For the future, the lessons that need to be learned are:

  1. Pandemics do not spread through humans as mere “numbers in a computer model”
  2. Viral pandemics are as much environmental, building and HVAC issues as they are medical ones
  3. Draconian “social control” as a default coping mechanism is an indictment on the mindset, the competence and the good faith of government advisory “experts”.
  4. “Contrarian” experts who are proved right need to be promoted, and excessive “caution” and “kindness” must not be accepted as excuses when a worse evil rather than a lesser one has been selected as a result.
  5. Instead of listening to the WHO when a medical emergency appears to be developing somewhere in China, we need to look at what Singapore and Taiwan are doing.
  6. If there is going to be a “next time” involving something much more serious than COVID-19 (which is hundreds of times less deadly than the 1918 Spanish Flu), we need to have policies in place that avert a default to “doing 30 years worth of economic damage in a few weeks”. There is only so many “30 years of economic damage” impacts we can subject our economies to every century. It is nonsense to claim that “lives trump the economy” when the economy is “lives in the future”. If we bring the 1930’s on ourselves once a decade, say, we soon will be dying en mass of measles, smallpox and famine again, just like they still do in Africa. It is bad faith of progressive “eco alarmist” types to gloat over this as an inevitable “consequence of overpopulation and consumerism” when it is entirely gratuitous and self-imposed. The human ingenuity and markets they despise for getting us to this point, are in fact the solutions going forward; including HVAC even more than medical technology. Vibrant-urbanista global cities must accept programs of neighborhood renewal and expensive HVAC mandates for venues and multi-family housing. Rent controls and social housing programs that perpetuate the presence of poor vulnerable people in high risk locations, have unintended consequences.

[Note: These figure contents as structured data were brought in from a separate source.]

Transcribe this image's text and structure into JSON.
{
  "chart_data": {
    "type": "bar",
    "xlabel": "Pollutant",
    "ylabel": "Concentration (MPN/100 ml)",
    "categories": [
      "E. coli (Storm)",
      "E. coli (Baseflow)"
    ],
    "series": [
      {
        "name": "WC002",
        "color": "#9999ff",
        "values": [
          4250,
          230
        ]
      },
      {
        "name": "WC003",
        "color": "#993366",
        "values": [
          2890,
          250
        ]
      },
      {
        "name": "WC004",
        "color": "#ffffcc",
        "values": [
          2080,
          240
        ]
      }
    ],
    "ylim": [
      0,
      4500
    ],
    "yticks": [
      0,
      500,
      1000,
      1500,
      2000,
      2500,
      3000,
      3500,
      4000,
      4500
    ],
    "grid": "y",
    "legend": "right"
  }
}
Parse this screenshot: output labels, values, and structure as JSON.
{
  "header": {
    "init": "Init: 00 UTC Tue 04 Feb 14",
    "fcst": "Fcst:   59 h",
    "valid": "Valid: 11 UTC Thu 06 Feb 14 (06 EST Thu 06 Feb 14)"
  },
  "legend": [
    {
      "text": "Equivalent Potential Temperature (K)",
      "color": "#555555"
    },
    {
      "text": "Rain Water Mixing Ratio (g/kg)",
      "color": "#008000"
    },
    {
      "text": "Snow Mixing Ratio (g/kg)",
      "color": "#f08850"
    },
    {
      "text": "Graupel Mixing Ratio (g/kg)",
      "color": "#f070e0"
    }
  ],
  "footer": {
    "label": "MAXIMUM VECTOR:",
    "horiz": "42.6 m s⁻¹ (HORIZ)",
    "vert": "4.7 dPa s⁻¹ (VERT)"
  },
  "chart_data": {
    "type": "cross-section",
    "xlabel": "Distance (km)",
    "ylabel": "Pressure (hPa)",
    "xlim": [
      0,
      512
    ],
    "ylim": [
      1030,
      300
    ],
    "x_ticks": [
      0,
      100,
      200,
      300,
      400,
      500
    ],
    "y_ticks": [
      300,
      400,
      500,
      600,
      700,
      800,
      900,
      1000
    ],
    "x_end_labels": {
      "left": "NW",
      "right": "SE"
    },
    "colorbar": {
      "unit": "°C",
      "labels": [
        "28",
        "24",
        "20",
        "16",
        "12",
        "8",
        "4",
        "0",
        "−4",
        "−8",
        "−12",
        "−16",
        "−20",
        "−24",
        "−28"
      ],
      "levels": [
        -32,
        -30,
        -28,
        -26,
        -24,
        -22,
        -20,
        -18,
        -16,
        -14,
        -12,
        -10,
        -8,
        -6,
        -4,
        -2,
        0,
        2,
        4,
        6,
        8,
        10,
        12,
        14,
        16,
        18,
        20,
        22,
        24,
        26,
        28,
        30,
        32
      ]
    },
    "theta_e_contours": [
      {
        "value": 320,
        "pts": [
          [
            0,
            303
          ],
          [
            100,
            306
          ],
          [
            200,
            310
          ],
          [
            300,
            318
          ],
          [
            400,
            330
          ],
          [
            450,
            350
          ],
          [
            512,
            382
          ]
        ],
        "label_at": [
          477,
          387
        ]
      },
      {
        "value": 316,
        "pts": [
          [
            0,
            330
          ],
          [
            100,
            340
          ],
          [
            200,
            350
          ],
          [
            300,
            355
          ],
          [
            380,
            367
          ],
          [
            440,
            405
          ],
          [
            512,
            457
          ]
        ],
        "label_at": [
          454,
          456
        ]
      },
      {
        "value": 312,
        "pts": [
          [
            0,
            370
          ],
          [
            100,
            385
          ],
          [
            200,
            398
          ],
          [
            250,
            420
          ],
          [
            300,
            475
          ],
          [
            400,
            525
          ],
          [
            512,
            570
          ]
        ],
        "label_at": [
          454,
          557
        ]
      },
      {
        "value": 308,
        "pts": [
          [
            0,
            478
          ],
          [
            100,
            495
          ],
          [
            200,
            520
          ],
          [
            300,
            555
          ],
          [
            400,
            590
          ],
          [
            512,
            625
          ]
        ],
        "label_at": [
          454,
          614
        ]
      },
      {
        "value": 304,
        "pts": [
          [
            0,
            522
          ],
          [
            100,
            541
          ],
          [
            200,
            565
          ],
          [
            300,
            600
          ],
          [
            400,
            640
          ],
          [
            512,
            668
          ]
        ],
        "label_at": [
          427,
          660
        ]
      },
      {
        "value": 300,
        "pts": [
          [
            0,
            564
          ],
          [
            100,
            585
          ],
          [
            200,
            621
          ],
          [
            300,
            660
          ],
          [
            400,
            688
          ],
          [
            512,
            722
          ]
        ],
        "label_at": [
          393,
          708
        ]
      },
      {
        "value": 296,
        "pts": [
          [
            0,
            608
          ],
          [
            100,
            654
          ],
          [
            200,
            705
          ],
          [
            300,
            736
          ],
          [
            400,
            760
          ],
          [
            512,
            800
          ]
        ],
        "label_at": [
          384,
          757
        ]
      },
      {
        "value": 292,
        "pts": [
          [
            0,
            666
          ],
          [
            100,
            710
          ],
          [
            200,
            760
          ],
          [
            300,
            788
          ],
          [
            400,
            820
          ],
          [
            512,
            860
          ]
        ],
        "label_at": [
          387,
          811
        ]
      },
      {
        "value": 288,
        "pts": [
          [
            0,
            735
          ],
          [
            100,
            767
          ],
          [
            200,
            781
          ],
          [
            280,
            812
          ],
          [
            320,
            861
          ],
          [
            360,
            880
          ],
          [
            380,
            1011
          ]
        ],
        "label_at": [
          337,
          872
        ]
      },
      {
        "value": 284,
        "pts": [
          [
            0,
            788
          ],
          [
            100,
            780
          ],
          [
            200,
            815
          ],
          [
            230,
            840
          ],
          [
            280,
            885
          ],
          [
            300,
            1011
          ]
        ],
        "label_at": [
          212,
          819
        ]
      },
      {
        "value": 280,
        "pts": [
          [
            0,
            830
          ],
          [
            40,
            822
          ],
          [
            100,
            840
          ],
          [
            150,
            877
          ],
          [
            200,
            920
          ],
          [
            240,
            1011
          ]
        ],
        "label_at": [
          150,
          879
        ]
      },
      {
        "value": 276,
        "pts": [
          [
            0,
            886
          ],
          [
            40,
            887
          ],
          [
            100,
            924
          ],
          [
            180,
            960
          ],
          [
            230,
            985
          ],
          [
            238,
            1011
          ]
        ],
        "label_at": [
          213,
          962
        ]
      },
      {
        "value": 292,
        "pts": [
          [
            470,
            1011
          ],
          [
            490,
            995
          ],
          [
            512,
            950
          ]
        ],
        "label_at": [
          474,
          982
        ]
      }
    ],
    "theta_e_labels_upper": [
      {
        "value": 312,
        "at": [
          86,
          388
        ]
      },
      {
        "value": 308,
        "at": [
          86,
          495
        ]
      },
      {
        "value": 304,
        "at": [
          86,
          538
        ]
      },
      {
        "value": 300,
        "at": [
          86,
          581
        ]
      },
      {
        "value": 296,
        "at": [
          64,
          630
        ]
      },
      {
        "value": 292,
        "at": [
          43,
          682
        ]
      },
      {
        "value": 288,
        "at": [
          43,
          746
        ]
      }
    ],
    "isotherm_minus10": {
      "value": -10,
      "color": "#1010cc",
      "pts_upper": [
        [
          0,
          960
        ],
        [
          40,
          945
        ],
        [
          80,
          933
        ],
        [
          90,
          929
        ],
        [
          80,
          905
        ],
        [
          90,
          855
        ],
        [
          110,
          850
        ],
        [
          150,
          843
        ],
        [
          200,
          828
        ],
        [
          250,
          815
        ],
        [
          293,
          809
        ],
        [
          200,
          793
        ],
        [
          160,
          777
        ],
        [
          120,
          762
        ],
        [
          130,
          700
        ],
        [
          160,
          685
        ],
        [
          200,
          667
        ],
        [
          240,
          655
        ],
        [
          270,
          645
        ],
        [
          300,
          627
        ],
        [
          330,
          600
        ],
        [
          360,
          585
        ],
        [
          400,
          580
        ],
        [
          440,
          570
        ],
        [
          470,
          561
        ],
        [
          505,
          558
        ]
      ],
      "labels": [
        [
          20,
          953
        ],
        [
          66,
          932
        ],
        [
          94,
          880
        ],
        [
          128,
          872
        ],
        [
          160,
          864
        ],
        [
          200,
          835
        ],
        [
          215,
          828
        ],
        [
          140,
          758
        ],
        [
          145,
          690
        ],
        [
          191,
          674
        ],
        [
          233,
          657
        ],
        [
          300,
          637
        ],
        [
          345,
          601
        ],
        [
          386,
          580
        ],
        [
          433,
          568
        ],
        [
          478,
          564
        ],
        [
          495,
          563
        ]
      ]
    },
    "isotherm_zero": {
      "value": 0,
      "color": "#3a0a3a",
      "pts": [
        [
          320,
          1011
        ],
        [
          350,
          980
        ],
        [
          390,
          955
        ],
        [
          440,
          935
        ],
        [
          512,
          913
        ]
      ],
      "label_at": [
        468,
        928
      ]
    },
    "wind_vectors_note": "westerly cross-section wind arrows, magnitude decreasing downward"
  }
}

  7. A fluid mind is needed on the part of urban planning visionaries, for the potential benefit of low density, closer-to-nature living for at least a significant percentage of the population. There has always been a lack of good faith on this subject, in that “sprawl” itself was associated with negative externalities that did not have to be inevitable with sprawl. There has been an unhealthy obsession with cramming people into tall concrete buildings and requiring mass transit to be the main form of transport. But there has never been any inherent reason that urban populaces spread out at low density cannot be efficient and sustainable. For example, what is the point of “working at home” in a CBD apartment? There is no advantage to the CBD apartment in this case, compared to an exurban lifestyle block. And the people on the exurban lifestyle block may well have the ability to be sustainable in their own food production and the cooking of it. There are many “maverick” advocates with amazing and convincing proposals for sustainable, resilient low density living, including master-planned communities. Employment is in any case, always naturally dispersed as cities spread out, so that the suburban dweller is not inevitably “driving a long way to a city center job”, which seems to be the central obsession of planners.